Any suggestions for tracking the issue down would be appreciated.


----------



## kpa (Apr 9, 2013)

Is it an i386 system? There are some known problems related to kernel memory fragmentation when using ZFS on i386. The only solution afaik is to use hardware that supports amd64 and amd64 version of FreeBSD.


----------



## BlueCoder (Apr 9, 2013)

Yes it is an i386. It's a Pentium 4. What problems exist and are they documented somewhere?


----------



## kpa (Apr 9, 2013)

I can't give you any references right now but the biggest problem is the limited kernel memory address space that does not allow much "shuffling around" of deallocated memory pages to merge the pages into bigger units for re-use. This results in memory fragmentation when the system is on for longer periods of time. Eventually the kernel memory address space gets so fragmented that no more memory can be allocated resulting in a kernel panic.

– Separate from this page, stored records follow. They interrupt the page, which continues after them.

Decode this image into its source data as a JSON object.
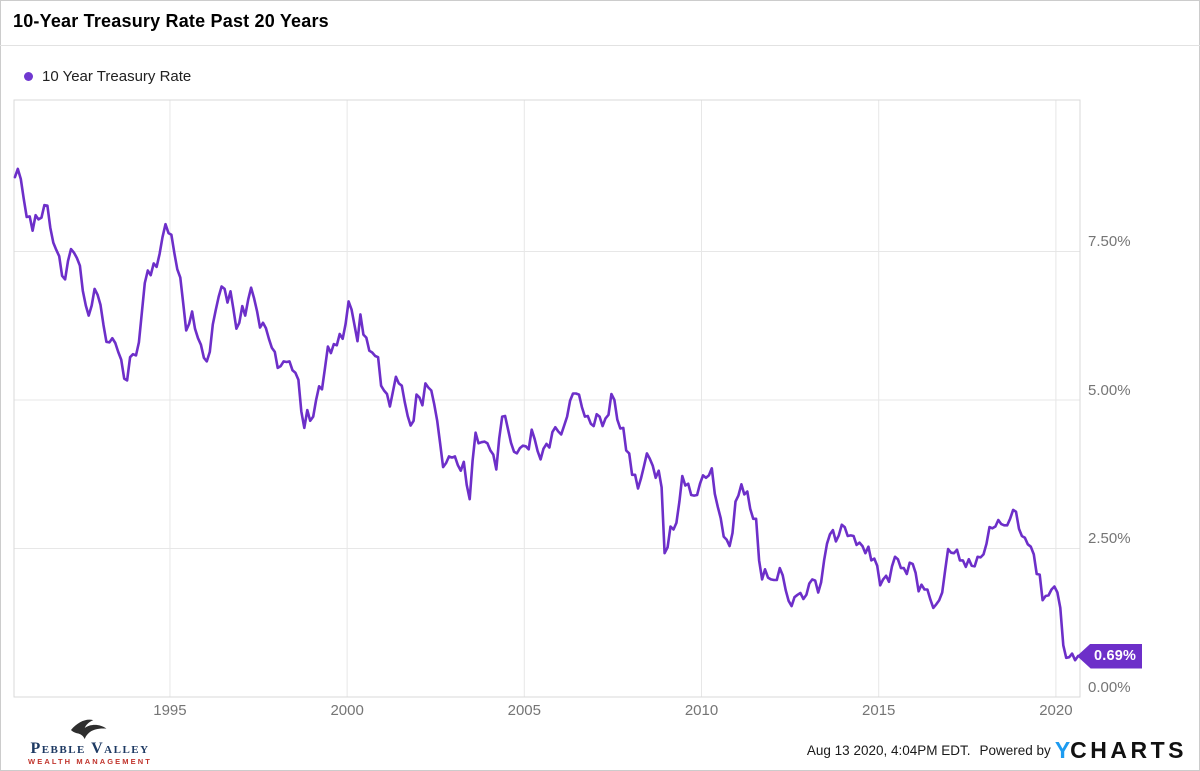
{
  "header": {
    "title": "10-Year Treasury Rate Past 20 Years"
  },
  "legend": {
    "label": "10 Year Treasury Rate",
    "dot_color": "#7038d0"
  },
  "chart_data": {
    "type": "line",
    "title": "10-Year Treasury Rate Past 20 Years",
    "series_name": "10 Year Treasury Rate",
    "line_color": "#6d2fc9",
    "grid_color": "#e7e7e7",
    "frame_color": "#d9d9d9",
    "legend_position": "top-left",
    "grid": true,
    "xlim": [
      1990.6,
      2020.68
    ],
    "ylim": [
      0,
      10.05
    ],
    "x_ticks": [
      {
        "value": 1995,
        "label": "1995"
      },
      {
        "value": 2000,
        "label": "2000"
      },
      {
        "value": 2005,
        "label": "2005"
      },
      {
        "value": 2010,
        "label": "2010"
      },
      {
        "value": 2015,
        "label": "2015"
      },
      {
        "value": 2020,
        "label": "2020"
      }
    ],
    "y_ticks": [
      {
        "value": 7.5,
        "label": "7.50%"
      },
      {
        "value": 5.0,
        "label": "5.00%"
      },
      {
        "value": 2.5,
        "label": "2.50%"
      },
      {
        "value": 0.0,
        "label": "0.00%"
      }
    ],
    "last_value": 0.69,
    "last_value_label": "0.69%",
    "badge_color": "#6d2fc9",
    "series_start_year": 1990,
    "series_start_month": 8,
    "monthly_values": [
      8.75,
      8.89,
      8.72,
      8.39,
      8.08,
      8.09,
      7.85,
      8.11,
      8.04,
      8.07,
      8.28,
      8.27,
      7.9,
      7.65,
      7.53,
      7.42,
      7.09,
      7.03,
      7.34,
      7.54,
      7.48,
      7.39,
      7.26,
      6.84,
      6.59,
      6.42,
      6.59,
      6.87,
      6.77,
      6.6,
      6.26,
      5.98,
      5.97,
      6.04,
      5.96,
      5.81,
      5.68,
      5.36,
      5.33,
      5.72,
      5.77,
      5.75,
      5.97,
      6.48,
      6.97,
      7.18,
      7.1,
      7.3,
      7.24,
      7.46,
      7.74,
      7.96,
      7.81,
      7.78,
      7.47,
      7.2,
      7.06,
      6.63,
      6.17,
      6.28,
      6.49,
      6.2,
      6.04,
      5.93,
      5.71,
      5.65,
      5.81,
      6.27,
      6.51,
      6.74,
      6.91,
      6.87,
      6.64,
      6.83,
      6.53,
      6.2,
      6.3,
      6.58,
      6.42,
      6.69,
      6.89,
      6.71,
      6.49,
      6.22,
      6.3,
      6.21,
      6.03,
      5.88,
      5.81,
      5.54,
      5.57,
      5.65,
      5.64,
      5.65,
      5.5,
      5.46,
      5.34,
      4.81,
      4.53,
      4.83,
      4.65,
      4.72,
      5.0,
      5.23,
      5.18,
      5.54,
      5.9,
      5.79,
      5.94,
      5.92,
      6.11,
      6.03,
      6.28,
      6.66,
      6.52,
      6.26,
      5.99,
      6.44,
      6.1,
      6.05,
      5.83,
      5.8,
      5.74,
      5.72,
      5.24,
      5.16,
      5.1,
      4.89,
      5.14,
      5.39,
      5.28,
      5.24,
      4.97,
      4.73,
      4.57,
      4.65,
      5.09,
      5.04,
      4.91,
      5.28,
      5.21,
      5.16,
      4.93,
      4.65,
      4.26,
      3.87,
      3.94,
      4.05,
      4.03,
      4.05,
      3.9,
      3.81,
      3.96,
      3.57,
      3.33,
      3.98,
      4.45,
      4.27,
      4.29,
      4.3,
      4.27,
      4.15,
      4.08,
      3.83,
      4.35,
      4.72,
      4.73,
      4.5,
      4.28,
      4.13,
      4.1,
      4.19,
      4.23,
      4.22,
      4.17,
      4.5,
      4.34,
      4.14,
      4.0,
      4.18,
      4.26,
      4.2,
      4.46,
      4.54,
      4.47,
      4.42,
      4.57,
      4.72,
      4.99,
      5.11,
      5.11,
      5.09,
      4.88,
      4.72,
      4.73,
      4.6,
      4.56,
      4.76,
      4.72,
      4.56,
      4.69,
      4.75,
      5.1,
      5.0,
      4.67,
      4.52,
      4.53,
      4.15,
      4.1,
      3.74,
      3.74,
      3.51,
      3.68,
      3.88,
      4.1,
      4.01,
      3.89,
      3.69,
      3.81,
      3.53,
      2.42,
      2.52,
      2.87,
      2.82,
      2.93,
      3.29,
      3.72,
      3.56,
      3.59,
      3.4,
      3.39,
      3.4,
      3.59,
      3.73,
      3.69,
      3.73,
      3.85,
      3.42,
      3.2,
      3.01,
      2.7,
      2.65,
      2.54,
      2.76,
      3.29,
      3.39,
      3.58,
      3.41,
      3.46,
      3.17,
      3.0,
      3.0,
      2.3,
      1.98,
      2.15,
      2.01,
      1.98,
      1.97,
      1.97,
      2.17,
      2.05,
      1.8,
      1.62,
      1.53,
      1.68,
      1.72,
      1.75,
      1.65,
      1.72,
      1.91,
      1.98,
      1.96,
      1.76,
      1.93,
      2.3,
      2.58,
      2.74,
      2.81,
      2.62,
      2.72,
      2.9,
      2.86,
      2.71,
      2.72,
      2.71,
      2.56,
      2.6,
      2.54,
      2.42,
      2.53,
      2.3,
      2.33,
      2.21,
      1.88,
      1.98,
      2.04,
      1.94,
      2.2,
      2.36,
      2.32,
      2.17,
      2.17,
      2.07,
      2.26,
      2.24,
      2.09,
      1.78,
      1.89,
      1.81,
      1.81,
      1.64,
      1.5,
      1.56,
      1.63,
      1.76,
      2.14,
      2.49,
      2.43,
      2.42,
      2.48,
      2.3,
      2.3,
      2.19,
      2.32,
      2.21,
      2.2,
      2.36,
      2.35,
      2.4,
      2.58,
      2.86,
      2.84,
      2.87,
      2.98,
      2.91,
      2.89,
      2.89,
      3.0,
      3.15,
      3.12,
      2.83,
      2.71,
      2.68,
      2.57,
      2.53,
      2.4,
      2.07,
      2.06,
      1.63,
      1.7,
      1.71,
      1.81,
      1.86,
      1.76,
      1.5,
      0.87,
      0.66,
      0.67,
      0.73,
      0.62,
      0.69
    ]
  },
  "footer": {
    "brand": {
      "line1": "Pebble Valley",
      "line2": "Wealth Management",
      "navy": "#1e3a63",
      "red": "#c0342c"
    },
    "attribution": {
      "timestamp": "Aug 13 2020, 4:04PM EDT.",
      "powered_by": "Powered by",
      "logo_y": "Y",
      "logo_rest": "CHARTS",
      "logo_y_color": "#1d9bf0"
    }
  }
}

AMD64 does not suffer from this problem because the virtual address space (address space, not the total amount of kernel memory mind you) for the kernel can be hundreds of gigabytes or even more since the addressing is not limited to 32 bits.


----------



## AndyUKG (Apr 9, 2013)

Can you post the output of [cmd=]top[/cmd] ordered for memory use and also the ARC section from [cmd=]zfs-stats[/cmd]?


----------